Une glace à Paris

Dans un décor cosy, un glacier de haute tenue qui va rendre l’été aussi rafraîchissant que gourmand.

Enfin du frais et de l’inédit dans le Marais. Plombé par les vitrines lugubres des magasins de luxe et enseignes de mode déjà vues, la rue Sainte-Croix-de-la Bretonnerie voit débarquer en face du prestigieux Pierre Hermé, un nouveau glacier. Encore un. Et de haute volée celui-là. Bien mitonnée à la sauce rétro par le Meilleur Ouvrier de France Emmanuel Ryon, réputé pour les premiers Café Pouchkine et glacier star d’Anne-Sophie Pic deux années durant, associé à un pro de la restauration, Olivier Ménard, la boutique s’offre un nom attrape-touriste, Une glace à Paris, sans arnaque au bout.
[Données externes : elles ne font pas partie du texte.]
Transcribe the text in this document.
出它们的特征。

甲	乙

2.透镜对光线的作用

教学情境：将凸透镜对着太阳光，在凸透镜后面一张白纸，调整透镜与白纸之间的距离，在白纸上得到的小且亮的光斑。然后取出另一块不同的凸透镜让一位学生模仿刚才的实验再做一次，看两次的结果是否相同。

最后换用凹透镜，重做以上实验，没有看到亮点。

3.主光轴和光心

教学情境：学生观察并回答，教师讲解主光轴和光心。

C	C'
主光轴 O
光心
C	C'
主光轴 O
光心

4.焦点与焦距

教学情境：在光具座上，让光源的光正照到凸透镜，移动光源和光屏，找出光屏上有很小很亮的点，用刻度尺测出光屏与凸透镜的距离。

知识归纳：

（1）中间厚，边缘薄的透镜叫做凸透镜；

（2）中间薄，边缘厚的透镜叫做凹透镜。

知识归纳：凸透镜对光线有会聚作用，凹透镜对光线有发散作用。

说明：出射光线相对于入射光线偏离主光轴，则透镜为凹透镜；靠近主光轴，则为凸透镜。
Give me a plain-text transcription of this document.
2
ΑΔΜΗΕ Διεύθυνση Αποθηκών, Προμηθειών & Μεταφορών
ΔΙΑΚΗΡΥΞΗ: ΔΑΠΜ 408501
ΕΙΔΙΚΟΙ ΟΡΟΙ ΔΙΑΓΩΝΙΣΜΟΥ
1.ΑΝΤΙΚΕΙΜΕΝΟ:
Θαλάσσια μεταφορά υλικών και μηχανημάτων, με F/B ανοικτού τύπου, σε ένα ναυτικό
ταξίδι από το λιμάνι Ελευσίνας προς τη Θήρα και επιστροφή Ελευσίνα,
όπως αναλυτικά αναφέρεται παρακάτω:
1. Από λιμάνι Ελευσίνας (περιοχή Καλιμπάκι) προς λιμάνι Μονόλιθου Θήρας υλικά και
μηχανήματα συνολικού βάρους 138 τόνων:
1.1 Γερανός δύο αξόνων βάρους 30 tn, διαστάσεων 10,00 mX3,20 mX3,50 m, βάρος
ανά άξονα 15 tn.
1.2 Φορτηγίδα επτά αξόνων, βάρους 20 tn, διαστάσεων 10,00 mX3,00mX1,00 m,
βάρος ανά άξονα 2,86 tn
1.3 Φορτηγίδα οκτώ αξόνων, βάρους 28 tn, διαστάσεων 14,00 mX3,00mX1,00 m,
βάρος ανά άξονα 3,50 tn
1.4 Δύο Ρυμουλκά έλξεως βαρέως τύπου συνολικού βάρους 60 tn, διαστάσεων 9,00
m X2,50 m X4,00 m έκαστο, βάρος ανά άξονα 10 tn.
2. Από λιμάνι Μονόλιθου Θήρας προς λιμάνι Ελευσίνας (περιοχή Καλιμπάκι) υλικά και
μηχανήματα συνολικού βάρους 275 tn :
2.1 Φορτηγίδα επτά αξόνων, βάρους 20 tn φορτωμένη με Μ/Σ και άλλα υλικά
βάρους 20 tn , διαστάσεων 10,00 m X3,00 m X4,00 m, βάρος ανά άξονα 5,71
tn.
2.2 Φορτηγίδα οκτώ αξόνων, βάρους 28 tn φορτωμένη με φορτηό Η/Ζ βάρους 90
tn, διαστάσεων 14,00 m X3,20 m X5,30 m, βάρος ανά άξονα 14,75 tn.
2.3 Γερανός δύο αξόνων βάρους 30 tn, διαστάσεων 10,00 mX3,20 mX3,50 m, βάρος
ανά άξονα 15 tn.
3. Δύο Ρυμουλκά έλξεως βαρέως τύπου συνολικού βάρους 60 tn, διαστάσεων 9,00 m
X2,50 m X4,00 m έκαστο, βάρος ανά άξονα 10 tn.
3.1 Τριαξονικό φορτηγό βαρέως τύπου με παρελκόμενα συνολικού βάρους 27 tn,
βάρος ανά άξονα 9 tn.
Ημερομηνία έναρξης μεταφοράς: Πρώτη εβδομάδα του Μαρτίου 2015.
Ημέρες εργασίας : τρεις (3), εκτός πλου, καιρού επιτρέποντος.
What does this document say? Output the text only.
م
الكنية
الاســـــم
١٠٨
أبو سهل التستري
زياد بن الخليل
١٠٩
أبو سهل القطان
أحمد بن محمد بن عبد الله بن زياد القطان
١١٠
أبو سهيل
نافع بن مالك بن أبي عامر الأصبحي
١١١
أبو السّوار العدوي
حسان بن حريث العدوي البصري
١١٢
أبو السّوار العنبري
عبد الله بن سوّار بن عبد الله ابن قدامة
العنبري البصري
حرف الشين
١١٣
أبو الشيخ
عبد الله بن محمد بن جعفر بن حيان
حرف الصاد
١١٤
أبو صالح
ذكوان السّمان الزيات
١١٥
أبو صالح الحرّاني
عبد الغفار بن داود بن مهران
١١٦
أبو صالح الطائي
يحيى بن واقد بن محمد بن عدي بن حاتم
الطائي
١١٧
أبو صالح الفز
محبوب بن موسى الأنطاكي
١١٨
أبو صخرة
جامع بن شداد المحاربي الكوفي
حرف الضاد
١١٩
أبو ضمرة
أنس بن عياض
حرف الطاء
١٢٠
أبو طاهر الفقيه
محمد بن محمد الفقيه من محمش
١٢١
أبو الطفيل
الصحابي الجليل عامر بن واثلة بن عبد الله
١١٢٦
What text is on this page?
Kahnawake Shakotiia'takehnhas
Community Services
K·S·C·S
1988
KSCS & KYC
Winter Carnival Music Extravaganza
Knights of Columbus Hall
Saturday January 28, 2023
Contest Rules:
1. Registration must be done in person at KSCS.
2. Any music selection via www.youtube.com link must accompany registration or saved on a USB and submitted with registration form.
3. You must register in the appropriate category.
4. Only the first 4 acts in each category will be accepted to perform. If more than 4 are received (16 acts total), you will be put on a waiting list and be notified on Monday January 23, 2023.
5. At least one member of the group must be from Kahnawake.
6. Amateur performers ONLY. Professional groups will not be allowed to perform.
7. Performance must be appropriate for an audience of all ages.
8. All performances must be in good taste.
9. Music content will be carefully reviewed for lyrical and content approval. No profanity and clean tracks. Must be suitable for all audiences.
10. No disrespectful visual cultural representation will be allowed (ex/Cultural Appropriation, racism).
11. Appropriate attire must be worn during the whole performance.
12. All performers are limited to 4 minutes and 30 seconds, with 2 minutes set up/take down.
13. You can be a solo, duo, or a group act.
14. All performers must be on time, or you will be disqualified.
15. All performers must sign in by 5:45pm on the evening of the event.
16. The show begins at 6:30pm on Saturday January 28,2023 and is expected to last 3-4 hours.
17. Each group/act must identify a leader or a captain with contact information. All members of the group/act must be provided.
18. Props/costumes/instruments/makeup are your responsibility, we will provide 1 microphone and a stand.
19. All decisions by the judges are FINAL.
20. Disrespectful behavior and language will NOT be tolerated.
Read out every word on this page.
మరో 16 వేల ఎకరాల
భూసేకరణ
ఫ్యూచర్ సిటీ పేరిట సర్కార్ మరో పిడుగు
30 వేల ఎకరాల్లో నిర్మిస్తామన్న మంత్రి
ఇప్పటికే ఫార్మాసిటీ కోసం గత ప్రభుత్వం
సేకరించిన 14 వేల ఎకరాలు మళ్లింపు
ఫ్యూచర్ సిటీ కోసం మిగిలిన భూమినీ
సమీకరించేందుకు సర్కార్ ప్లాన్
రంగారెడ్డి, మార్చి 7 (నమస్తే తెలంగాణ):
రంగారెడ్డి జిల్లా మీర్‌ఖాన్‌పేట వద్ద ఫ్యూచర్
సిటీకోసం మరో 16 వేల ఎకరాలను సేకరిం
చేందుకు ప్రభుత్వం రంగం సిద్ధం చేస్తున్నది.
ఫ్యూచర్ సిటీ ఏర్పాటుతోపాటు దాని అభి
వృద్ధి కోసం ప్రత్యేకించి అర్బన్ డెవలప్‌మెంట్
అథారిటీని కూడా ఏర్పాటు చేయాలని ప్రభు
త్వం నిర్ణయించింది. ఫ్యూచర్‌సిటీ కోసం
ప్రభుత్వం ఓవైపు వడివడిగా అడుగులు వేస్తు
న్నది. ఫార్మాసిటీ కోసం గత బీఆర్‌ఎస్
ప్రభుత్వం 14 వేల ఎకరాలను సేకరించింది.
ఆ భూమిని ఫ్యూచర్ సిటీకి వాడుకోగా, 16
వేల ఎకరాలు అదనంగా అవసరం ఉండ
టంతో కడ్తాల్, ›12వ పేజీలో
Un décor de maison de poupée avec lampes casseroles chromées au plafond, papier peint géométrique conique et boîtes réfrigérantes plus glamour qu’ailleurs. Et sous les vitrines coffre-fort à ouverture électronique, les parfums stars de la maison servis sur boules généreuses ou en coupe, avec toppings ou pas. Déjà culte, le sorbet kiwi, élu meilleur shoot glacé de l’été ; les grands classiques vanille et chocolat qui tuent ; les inventions du maître à goûter – la glace Medovic et ses éclats de gâteaux au miel –, plus quelques créations osées, dont la saveur curcuma (récolté chez Olivier Roellinger) pour commencer. La maison tient aussi son salon de thé jusqu’à 23 heures, propose les bons vieux entremets glacés à embarquer pour dîner (du vacherin à l’omelette norvégienne en passant par la corbeille nougatine), des gâteaux de voyage à offrir à mamie (cakes au thé vert, à la cannelle, noisette…) et une panoplie de boissons lactées incluant lait caramel et milkshakes de compète. Rencart idéal en cas de pic de chaleur, la maison devrait attirer son monde en sortant une pâtisserie “street food” annoncée comme surprenante.